Il fauno che non vide quel di più nella luna

giu 172018

undefined

Tentò, contro il crepuscolo viola,
vibrar l’estremo canto, ma si tacque,
vinto, disfatto in volto, arsa la gola.


E attese curvo, come tronco torto
da la tempesta, intento… L’alba nacque,
ed egli ruzzolò, pel monte, morto.


(Giulio Cesare Viola, Il fauno innamorato)


Giulio Cesare Viola (Taranto,1886-Positano,1958),  compose la poesia nel 1906, pubblicata nello stesso anno  sulla rivista «La Democrazia». Ci parla di un fauno che s’innamora della luna e s’inerpica ogni notte sulla montagna per cantarle il suo amore. Ma quando essa nella fase del novilunio non spunta più, il fauno, preso da disperazione impazzisce e, dopo averne atteso inutilmente l’apparizione, all’alba precipita per il monte e muore.
Sono qui proposte soltanto le terzine dell’ultimo sonetto, dove il fauno, vinto e disfatto muore.
Chi ama la luna non si contenta di contemplarla come astro che illumina la notte, vuole vedere di più nella luna, vuole che la luna dica di più, si manifesti oltre la sua bellezza astrale.
Il fauno vede in essa la perfezione di un’armonia, che lui non possiede e che potrebbe ottenerla se solo la luna gli porgesse attenzione.

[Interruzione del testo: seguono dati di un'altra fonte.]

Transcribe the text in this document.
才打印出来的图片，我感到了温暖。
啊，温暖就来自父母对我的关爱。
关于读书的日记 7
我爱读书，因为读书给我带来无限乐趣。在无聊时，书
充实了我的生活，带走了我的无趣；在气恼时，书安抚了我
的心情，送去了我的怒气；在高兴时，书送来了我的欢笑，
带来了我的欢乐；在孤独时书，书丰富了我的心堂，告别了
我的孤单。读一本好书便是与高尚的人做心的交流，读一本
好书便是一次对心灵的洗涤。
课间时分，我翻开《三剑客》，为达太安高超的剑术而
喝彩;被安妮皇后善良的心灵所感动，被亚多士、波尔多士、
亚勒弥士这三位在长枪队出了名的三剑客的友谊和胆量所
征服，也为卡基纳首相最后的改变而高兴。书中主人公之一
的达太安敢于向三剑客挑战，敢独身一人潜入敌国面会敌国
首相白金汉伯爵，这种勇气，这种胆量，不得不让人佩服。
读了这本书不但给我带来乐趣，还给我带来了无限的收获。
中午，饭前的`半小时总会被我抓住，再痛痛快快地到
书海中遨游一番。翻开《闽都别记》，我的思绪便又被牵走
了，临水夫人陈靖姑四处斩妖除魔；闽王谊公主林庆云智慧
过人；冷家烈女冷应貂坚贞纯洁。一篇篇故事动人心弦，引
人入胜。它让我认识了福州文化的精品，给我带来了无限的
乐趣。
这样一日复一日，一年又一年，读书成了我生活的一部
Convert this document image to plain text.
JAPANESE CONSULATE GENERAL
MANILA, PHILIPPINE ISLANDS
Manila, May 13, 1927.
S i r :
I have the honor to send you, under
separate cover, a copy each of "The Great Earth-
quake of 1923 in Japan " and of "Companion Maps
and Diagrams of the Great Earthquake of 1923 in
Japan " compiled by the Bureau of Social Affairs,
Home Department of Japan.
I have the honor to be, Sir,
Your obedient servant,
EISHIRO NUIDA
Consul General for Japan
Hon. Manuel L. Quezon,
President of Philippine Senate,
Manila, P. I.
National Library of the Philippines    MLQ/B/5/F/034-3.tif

Decisamente non basta un canto per smuovere la luna, né serve professarle amore di contemplazione… lo fan tutti.
La luna è l’anima visibile dell’universo, che non si concede a pratiche consolatorie per gli uomini. La luna va lasciata tutta all’universo. A noi è semplicemente dato di ammirarne la bellezza di luce, che è scrittura dei misteri della vita, illeggibili e incomprensibili. Può, tutt’al più concedere qualche volta al poeta un incontro fugace e mistico, dove il silenzio è parola e le ombre dialoghi di accoglienza. Sia dunque la luna per noi soltanto volontà senza superbia di osservazione e di umile preghiera poetica affinché essa continui a perpetuare il suo mistero d’essere Luna.